Most of her summer mornings are spent walking three to five miles a day and searching the ground for pieces. She walks out, and on her way back to her starting place she picks up trash.
Then, she sits down with a book, breakfast, and looks over the day’s finds.
“My treasures pieces are my red pieces,” she said. “I did find a glass pawn of a glass chess set once.”
Around the Bianco house, located in Chesterton, are jars and jars filled with her little treasures.
“I have decorated my living room in crinoids and there’s beach glass in the home office and bathrooms…there’s just jars everywhere,” she said. “They are my treasures, like shopping, but more fun than shopping. One day when I retire, I will start making things with those.”
Bianco is known for this hobby, and is a professional beach glass hunter to whom many seek for advice when searching for pieces. People ask her when and where she goes or ask her to take them with her next time, however, Bianco is careful with her passion.
“I have my secrets,” she said, but there is more than her just wanting the glass for her personal collection. “I go for the solitude. I am an extrovert. I love people and I feed off the energy of people, but I’m a human I need alone time, and that’s my alone time.”
Bianco’s extroverted personality is perfect for her position as a real estate agent with McCOLLY Real Estate, the largest independent Northwest Indiana firm.
Bianco has been in the field for 25 years and last year was named the top agent of the whole company, of all 18 offices, for the month of November.
“That was the first time ever,” she said. Bianco closed 2016 with $10.8 million in real estate, which was her best year ever. “Part of that is from getting my name out there and people referring me who were happy with my service.”
Being in real estate is Bianco’s dream job, she said. Though her 60 hours a week may have her working late at night or on the weekends, she is able to make her own schedule and is able to help clients during a significant moment in their lives.
“I love people and I get paid to help people not only to find a home, but to use my experience to guide them through that process and that’s rewarding to me,” she said. “And helping them sell their home. I get to help them and help ease them through the next chapter f their life.”
Bianco works with a client selling or buying from the start to the finish.
“When I have a seller I make an investment in listing a home, which is a lot of hours and a lot of time,” she said.
Bianco does the market analysis, price numbers, and optimizes the presentation of the house, staging, as she calls it.
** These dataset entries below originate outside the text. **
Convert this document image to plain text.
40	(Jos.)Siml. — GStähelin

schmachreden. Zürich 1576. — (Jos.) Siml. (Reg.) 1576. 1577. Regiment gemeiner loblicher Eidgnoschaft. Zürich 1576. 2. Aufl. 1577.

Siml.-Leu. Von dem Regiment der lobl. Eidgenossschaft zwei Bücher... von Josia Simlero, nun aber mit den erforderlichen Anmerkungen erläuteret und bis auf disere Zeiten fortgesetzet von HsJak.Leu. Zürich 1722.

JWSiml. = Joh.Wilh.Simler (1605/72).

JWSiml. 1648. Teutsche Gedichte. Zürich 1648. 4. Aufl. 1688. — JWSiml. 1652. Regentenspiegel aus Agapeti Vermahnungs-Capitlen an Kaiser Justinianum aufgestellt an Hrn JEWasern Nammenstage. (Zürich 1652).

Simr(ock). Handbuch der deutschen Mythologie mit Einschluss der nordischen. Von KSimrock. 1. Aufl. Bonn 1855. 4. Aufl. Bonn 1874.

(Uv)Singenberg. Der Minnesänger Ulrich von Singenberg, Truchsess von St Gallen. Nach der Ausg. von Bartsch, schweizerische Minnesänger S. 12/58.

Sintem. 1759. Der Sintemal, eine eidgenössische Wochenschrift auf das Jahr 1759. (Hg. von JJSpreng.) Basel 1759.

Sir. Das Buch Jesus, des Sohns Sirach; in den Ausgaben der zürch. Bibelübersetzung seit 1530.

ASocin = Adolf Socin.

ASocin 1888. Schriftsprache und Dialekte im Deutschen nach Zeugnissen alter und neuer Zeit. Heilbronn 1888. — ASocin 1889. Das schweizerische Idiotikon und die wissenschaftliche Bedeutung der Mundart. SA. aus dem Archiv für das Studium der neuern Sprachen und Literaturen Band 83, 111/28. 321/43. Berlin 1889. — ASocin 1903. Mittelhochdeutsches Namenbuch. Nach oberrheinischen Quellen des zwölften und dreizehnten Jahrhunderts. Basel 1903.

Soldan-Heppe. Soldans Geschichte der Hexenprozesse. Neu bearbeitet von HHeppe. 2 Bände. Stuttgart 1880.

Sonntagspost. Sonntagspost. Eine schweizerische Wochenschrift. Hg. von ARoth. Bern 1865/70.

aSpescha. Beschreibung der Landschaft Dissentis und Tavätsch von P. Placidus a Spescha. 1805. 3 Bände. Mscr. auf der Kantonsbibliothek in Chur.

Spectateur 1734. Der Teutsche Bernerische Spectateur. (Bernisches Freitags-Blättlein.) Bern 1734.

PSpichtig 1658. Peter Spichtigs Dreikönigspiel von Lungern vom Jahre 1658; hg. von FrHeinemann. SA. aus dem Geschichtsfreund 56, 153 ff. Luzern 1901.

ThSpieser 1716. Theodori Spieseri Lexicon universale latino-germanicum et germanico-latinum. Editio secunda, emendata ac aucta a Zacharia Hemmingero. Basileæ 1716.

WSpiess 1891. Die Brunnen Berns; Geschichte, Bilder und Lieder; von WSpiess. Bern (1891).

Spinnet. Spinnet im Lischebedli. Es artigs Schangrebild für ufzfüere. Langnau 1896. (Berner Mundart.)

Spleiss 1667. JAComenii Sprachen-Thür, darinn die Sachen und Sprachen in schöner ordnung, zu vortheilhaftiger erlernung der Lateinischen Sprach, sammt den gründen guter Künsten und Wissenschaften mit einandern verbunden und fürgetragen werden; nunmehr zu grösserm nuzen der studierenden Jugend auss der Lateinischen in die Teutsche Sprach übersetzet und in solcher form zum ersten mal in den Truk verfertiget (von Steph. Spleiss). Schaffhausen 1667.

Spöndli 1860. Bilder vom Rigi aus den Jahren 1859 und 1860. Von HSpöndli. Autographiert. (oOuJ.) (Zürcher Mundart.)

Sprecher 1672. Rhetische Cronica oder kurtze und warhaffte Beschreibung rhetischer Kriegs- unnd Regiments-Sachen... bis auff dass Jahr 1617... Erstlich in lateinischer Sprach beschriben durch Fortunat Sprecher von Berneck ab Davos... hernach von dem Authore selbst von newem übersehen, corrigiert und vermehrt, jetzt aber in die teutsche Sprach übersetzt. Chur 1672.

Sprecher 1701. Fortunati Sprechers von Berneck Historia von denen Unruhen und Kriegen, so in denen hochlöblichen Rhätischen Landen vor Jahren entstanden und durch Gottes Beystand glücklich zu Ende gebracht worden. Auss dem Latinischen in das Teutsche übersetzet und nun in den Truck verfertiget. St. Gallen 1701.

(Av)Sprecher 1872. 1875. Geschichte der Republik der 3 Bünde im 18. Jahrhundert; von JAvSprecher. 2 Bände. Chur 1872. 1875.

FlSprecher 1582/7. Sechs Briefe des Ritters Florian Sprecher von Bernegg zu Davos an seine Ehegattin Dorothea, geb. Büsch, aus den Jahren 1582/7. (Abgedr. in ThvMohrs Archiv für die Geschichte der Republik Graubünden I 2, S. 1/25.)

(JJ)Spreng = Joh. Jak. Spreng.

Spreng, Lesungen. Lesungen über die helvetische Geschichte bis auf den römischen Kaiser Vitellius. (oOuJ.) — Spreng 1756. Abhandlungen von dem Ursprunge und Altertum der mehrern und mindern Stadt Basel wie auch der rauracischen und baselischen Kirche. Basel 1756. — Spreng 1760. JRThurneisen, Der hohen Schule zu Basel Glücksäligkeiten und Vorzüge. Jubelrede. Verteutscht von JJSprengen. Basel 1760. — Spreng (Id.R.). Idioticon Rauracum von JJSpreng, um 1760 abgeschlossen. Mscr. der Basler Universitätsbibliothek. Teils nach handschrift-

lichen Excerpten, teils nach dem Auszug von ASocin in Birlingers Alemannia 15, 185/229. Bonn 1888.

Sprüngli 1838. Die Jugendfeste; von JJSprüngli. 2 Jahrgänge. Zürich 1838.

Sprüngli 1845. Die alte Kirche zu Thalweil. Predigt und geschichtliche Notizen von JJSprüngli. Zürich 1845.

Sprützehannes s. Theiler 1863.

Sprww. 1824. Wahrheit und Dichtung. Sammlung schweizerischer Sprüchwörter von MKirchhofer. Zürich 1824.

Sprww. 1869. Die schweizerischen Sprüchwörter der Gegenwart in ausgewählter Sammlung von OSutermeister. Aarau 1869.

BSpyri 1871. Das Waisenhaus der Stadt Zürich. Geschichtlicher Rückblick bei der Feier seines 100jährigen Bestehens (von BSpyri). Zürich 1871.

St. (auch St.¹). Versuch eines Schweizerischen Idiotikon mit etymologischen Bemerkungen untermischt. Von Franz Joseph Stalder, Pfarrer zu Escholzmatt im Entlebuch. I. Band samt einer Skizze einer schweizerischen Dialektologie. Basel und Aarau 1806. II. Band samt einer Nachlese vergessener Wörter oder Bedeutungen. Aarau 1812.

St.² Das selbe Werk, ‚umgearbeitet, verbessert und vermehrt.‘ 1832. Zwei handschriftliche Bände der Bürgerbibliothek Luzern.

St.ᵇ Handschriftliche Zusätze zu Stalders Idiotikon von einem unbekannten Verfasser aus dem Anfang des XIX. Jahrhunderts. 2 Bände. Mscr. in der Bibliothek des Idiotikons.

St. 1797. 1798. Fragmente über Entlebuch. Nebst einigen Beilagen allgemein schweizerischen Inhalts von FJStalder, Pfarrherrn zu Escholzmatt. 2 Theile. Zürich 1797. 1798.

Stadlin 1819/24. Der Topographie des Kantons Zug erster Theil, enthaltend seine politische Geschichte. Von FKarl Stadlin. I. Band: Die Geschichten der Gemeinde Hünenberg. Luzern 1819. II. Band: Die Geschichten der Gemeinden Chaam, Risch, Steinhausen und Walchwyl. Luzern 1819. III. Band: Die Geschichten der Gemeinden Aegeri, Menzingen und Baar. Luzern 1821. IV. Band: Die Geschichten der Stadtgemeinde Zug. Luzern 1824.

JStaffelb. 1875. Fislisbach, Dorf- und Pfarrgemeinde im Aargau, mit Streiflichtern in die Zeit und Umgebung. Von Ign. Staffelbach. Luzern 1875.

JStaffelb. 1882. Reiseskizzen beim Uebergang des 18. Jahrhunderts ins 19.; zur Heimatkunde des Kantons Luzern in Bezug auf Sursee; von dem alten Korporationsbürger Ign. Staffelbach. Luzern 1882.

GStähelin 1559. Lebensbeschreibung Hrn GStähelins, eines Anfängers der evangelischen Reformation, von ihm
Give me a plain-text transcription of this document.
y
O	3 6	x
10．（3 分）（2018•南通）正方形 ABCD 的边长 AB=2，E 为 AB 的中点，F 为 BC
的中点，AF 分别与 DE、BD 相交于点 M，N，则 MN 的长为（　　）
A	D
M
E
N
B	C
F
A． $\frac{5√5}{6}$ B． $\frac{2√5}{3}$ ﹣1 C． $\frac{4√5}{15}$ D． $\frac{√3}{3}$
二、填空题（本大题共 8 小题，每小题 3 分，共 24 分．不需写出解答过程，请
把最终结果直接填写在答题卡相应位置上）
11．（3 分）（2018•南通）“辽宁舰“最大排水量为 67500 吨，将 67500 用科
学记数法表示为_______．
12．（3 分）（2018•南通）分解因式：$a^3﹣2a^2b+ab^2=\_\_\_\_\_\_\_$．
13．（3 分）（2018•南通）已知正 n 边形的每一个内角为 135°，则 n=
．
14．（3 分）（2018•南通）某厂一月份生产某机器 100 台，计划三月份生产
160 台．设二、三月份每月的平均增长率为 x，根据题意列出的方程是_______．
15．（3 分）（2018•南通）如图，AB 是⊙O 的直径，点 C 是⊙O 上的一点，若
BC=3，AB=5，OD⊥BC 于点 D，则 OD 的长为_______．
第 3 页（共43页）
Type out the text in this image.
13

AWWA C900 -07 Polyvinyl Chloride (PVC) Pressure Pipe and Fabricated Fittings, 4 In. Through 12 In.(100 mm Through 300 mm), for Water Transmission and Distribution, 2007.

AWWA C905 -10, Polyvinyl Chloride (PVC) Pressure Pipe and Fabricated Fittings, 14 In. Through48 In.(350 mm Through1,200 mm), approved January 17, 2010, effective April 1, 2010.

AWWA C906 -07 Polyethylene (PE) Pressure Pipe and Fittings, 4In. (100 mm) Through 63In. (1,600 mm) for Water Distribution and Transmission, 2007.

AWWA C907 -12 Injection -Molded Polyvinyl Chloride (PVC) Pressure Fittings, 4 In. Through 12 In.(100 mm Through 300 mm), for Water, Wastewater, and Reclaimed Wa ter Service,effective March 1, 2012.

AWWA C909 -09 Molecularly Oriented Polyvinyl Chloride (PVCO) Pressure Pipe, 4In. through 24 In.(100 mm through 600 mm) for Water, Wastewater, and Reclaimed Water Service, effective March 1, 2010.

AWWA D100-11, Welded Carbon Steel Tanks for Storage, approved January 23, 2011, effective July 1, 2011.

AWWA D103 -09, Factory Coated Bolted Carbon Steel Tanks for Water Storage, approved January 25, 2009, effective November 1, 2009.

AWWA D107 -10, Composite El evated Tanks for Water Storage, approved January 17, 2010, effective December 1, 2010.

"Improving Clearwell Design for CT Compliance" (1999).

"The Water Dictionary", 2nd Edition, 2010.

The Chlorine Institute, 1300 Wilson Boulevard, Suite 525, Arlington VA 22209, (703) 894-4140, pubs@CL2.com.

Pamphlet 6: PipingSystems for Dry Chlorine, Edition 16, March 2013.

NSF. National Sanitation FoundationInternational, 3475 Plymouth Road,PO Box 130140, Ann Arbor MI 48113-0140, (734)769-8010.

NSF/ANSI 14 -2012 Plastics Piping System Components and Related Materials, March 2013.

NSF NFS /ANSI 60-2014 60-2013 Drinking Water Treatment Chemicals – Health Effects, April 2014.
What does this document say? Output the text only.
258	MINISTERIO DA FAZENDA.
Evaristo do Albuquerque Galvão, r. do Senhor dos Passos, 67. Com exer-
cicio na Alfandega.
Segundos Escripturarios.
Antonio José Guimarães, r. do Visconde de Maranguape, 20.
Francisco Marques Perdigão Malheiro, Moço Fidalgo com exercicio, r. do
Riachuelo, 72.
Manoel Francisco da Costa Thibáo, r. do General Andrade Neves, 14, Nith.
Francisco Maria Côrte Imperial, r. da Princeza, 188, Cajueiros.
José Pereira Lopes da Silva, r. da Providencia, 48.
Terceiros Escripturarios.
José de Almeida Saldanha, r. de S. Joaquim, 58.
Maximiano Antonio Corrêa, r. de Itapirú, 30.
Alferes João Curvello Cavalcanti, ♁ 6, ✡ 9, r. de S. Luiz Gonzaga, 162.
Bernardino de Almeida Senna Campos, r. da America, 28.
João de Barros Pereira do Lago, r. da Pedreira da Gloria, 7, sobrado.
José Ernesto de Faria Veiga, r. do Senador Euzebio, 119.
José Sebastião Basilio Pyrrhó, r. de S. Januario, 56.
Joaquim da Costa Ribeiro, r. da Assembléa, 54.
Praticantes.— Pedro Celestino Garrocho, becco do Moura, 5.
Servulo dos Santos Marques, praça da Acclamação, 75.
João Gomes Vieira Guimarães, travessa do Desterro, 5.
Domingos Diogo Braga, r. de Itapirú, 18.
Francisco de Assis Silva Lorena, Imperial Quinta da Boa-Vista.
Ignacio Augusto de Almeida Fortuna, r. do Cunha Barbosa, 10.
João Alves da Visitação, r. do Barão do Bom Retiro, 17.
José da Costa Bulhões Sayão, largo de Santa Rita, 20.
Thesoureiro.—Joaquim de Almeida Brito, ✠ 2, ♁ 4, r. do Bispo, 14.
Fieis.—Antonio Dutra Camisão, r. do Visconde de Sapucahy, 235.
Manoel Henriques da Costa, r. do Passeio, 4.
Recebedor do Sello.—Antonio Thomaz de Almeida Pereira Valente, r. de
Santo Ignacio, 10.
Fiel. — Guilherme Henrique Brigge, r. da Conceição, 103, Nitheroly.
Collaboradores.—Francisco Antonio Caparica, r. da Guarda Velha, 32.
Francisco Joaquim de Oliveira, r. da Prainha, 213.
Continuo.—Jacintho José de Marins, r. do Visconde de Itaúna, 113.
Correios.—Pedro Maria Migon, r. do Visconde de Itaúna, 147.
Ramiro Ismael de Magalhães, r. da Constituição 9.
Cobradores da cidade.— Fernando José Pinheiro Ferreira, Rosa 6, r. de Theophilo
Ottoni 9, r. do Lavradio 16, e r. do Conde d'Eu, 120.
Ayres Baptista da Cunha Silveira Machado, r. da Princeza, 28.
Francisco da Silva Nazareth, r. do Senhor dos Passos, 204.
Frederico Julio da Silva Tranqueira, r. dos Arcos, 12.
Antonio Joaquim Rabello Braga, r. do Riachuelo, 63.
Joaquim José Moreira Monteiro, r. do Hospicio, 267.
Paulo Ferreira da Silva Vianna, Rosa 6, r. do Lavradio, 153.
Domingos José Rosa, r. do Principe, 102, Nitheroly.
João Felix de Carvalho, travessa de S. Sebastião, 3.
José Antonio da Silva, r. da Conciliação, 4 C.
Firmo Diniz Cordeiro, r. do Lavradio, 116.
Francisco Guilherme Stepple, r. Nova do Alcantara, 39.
“Then I write a story about that home. You don’t want to write three bedroom, two bathroom… I try to write a story about that home,” she said.
Bianco spends the rest of her time helping the owners of the Schoolhouse Shop located at 278 E. CR-1500 N, in Chesterton. She was working every Wednesday selling women’s clothes in the Dunes Clothier section of the shop, but with the boom of work, she had to reduce her help to managing the shop’s Facebook page.
Bianco also loves to travel with her family. This Spring Break, she and her youngest daughter, who attends Purdue University, are heading to Hawaii.
She has three grown children, two girls and a boy, and two grandchildren.
Bianco has spread her love of the beach to her children and the passion to hunt for treasures, though no one comes quite close to her skill level.
Bianco is a professional and has jars and jars to show for it, yet she still has her eyes set on more.
“I have yet to find a marble. That is my goal,” she said. According to Bianco, the shores along Wisconsin have marbles wash up. “There used to be a marble factory and they were dumped. One day, I’ll go there.”